Beard was a renowned artist as well as collector of Afro-centric art. He was 59 when he lost his battle with cancer. His family said he packed a lot into those years, traveling the world and sharing his passion for Afro-centric art.
“We don't want this art to come up on an auction or somewhere or someone, because it will be stolen. We can't have that. No way,” Baker told NBC 5 Responds.
So where is the art now? That is a question Baker said she has asked FedEx since the day it went missing, Oct. 24, 2020, to no avail.
She said FedEx has refused to answer her specific questions regarding its search for the missing boxes, and any related internal inquiries.
FedEx also declined to answer NBC5’s repeated inquiries. The company would not say if it reviewed security camera footage in any of its facilities, interviewed employees involved in the transport or filed any police reports.
When Baker reported the boxes missing to FedEx, she says the company told her to file a claim form. One of its representatives directed her to get an appraisal for each missing item, which she says she did at her own personal expense of $1200.
She said FedEx then sent her two checks, written to the wrong name, in the amount of $600, which equals about half of what she paid in shipping fees.
The company acknowledged that error, then re-issued two more checks, which went to the wrong address.

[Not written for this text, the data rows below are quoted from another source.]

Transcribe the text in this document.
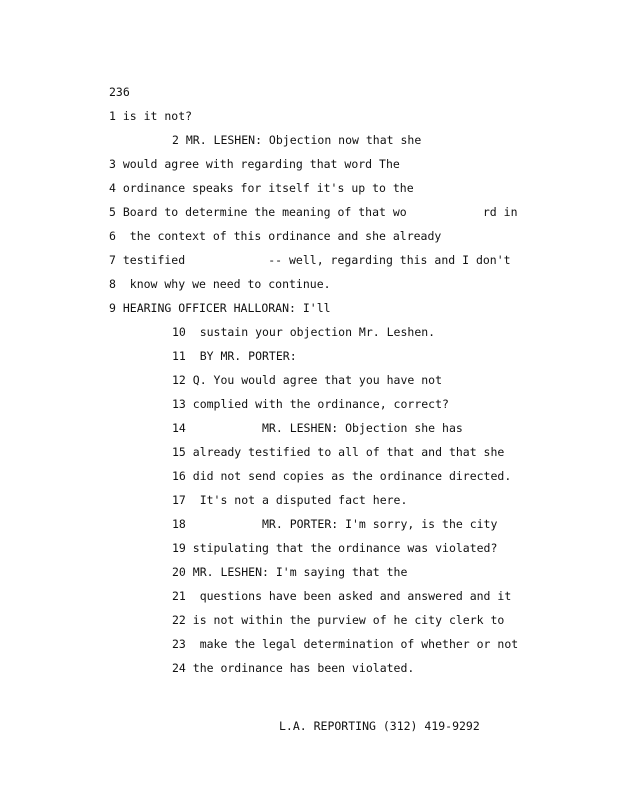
236
1 is it not?
2 MR. LESHEN: Objection now that she
3 would agree with regarding that word The
4 ordinance speaks for itself it's up to the
5 Board to determine the meaning of that wo           rd in
6  the context of this ordinance and she already
7 testified            -- well, regarding this and I don't
8  know why we need to continue.
9 HEARING OFFICER HALLORAN: I'll
10  sustain your objection Mr. Leshen.
11  BY MR. PORTER:
12 Q. You would agree that you have not
13 complied with the ordinance, correct?
14           MR. LESHEN: Objection she has
15 already testified to all of that and that she
16 did not send copies as the ordinance directed.
17  It's not a disputed fact here.
18           MR. PORTER: I'm sorry, is the city
19 stipulating that the ordinance was violated?
20 MR. LESHEN: I'm saying that the
21  questions have been asked and answered and it
22 is not within the purview of he city clerk to
23  make the legal determination of whether or not
24 the ordinance has been violated.
L.A. REPORTING (312) 419-9292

FedEx issued the following two statements to NBC5 Responds in late February:
“We extend our deepest sympathies to Ms. Baker over the loss of her son and apologize for the inconvenience this has caused her. The safe and secure transport of our customers’ shipments is one of our top priorities. Regretfully, despite attempts to recover these packages, our efforts have been unsuccessful. We worked directly with the customer to file a claim and are working to reach a resolution on this matter.”
Regarding the check typo, the company said the following:
“We regret this error and are working with the customer to issue her a new check.”
Later, the company added: “We continue to regret the inconvenience this has caused Ms. Baker and that our attempts to recover these packages have been unsuccessful. We have completed the claims process and are in direct contact with Ms. Baker to reach a resolution on this matter. Per company policy, we do not publicly discuss specific details of customer shipments or interactions. Information about our claims process can be found on page 173 of the FedEx Service Guide.”
Baker said FedEx has not explained to her how it arrived at the amount of $600. She said she hopes this report gets the word out and can lead her back to the missing artwork, since the company which last had it in its possession considers the efforts to locate the boxes closed.